Yeesh, I don’t think I’ve ever had this many responses to one measly post.
Okay, in order:
@iamthemob I dislike any organization that doles out abortions par commodité, federally-subsidized or otherwise.
@deni They should be hard to get because every single one kills a person. Not even guns are so deadly in purpose: those at least miss now and then, and people have been surviving gunshot wounds for centuries.
Why should my opinion be pushed on every woman in the country? I dunno, why do we prosecute and imprison criminals? That’s some opinion on-pushing if ever there was any.
@crisw This happens to be an ethics issue, not a religious one. Ethics are part of a person’s paradigm. My paradigm is rooted in my faith, but there are atheist and agnostic pro-lifers in the world as well. Ethics-based legislation is nothing new – it lies at the very heart of the criminal justice system, for instance, and has for a while.

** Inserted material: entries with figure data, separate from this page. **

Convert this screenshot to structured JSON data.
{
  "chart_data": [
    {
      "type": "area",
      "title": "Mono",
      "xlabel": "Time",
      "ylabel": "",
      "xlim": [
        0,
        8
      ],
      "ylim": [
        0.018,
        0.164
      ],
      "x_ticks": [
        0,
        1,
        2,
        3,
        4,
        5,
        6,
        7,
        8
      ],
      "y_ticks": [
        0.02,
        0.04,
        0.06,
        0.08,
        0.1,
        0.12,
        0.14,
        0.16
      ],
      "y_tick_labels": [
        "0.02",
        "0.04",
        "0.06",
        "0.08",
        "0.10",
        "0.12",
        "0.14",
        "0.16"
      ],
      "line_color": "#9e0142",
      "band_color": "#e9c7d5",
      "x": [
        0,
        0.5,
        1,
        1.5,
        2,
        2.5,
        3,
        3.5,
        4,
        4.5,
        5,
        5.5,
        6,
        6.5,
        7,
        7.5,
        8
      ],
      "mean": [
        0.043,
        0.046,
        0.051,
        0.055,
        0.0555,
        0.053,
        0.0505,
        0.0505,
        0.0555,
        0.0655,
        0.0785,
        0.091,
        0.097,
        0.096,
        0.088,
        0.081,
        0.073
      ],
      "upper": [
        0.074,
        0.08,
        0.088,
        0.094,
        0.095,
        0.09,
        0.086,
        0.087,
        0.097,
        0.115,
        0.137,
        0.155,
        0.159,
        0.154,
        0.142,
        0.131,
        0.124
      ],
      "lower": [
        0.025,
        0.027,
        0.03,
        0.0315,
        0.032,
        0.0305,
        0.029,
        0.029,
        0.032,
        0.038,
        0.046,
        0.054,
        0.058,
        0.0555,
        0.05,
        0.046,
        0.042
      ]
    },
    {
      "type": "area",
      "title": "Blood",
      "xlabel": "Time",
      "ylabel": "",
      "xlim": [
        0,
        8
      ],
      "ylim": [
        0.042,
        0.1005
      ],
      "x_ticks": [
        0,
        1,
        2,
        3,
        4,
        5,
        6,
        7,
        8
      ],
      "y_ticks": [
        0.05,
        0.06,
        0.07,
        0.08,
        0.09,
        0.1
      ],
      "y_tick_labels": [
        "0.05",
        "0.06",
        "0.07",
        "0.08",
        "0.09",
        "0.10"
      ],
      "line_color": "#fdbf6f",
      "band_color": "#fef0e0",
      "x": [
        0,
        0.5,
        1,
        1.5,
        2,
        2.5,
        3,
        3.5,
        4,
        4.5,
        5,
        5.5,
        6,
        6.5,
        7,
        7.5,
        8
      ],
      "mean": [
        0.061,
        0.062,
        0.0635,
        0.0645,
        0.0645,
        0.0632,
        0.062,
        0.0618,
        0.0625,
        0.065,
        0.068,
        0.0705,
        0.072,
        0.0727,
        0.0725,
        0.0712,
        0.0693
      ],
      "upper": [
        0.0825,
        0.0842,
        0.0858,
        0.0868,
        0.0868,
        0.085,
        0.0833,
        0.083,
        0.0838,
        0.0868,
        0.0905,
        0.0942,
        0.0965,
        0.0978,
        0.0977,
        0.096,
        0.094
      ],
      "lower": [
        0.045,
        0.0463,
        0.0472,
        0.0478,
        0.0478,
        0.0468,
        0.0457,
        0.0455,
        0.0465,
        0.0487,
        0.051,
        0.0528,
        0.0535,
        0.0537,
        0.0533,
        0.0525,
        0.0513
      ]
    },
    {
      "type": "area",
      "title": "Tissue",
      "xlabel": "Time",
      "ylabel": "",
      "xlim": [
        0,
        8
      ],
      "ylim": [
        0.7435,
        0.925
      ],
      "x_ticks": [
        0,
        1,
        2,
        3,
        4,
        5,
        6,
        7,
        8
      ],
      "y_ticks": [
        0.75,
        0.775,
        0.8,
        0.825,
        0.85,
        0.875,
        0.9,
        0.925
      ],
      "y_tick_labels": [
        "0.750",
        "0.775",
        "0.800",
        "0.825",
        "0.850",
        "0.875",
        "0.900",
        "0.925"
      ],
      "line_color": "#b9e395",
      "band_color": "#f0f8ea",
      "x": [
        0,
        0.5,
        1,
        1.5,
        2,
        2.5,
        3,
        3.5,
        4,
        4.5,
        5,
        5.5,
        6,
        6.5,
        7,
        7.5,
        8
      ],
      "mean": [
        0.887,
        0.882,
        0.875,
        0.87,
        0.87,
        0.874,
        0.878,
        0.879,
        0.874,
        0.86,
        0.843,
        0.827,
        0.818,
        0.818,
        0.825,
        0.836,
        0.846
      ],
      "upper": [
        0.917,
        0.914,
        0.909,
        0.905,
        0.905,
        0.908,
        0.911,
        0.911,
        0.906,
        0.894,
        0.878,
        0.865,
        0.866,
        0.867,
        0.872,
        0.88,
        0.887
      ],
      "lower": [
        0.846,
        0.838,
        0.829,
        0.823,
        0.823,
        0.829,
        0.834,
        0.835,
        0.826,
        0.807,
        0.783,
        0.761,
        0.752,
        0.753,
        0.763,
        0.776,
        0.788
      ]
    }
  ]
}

I contend that the unborn are human (albeit underdeveloped – really, who among us stops developing, at birth or even at Death’s door?), like the rest of us, and so deserve the same rights that we afford everybody else.
@laureth At the time, I was thinking specifically about a Missouri law that at one point required, or else still requires, a 24-hour waiting period between consultation and abortion, to give the mother time to think it over. Obstructions like that, discussion of (and emphasis on) alternatives, generally things that would reduce the overall frequency of abortions. I understand that there are medical conditions that might necessitate an abortion for the sake of the mother’s survival (I believe that uterine cancer is one such condition); I feel that such cases are the only ones in which it is a justifiable alternative.
The pro-abortion lobby’s goal was “safe, legal, and rare,” wasn’t it?
@ETpro I understand that there are medical conditions that might necessitate an abortion for the sake of the mother’s survival (I believe that uterine cancer is one such condition); I feel that such cases are the only ones in which it is a justifiable alternative – it comes down to one life or another, or one life or no lives.
For the record, doing what God wants you to do is always a good idea.
I do not think that a doctor ought to be required to perform abortions if he doesn’t want to.
@BhacSsylan Would you want them to pass a law that forces you to participate in unsavory/unethical practices just so that you can keep your job?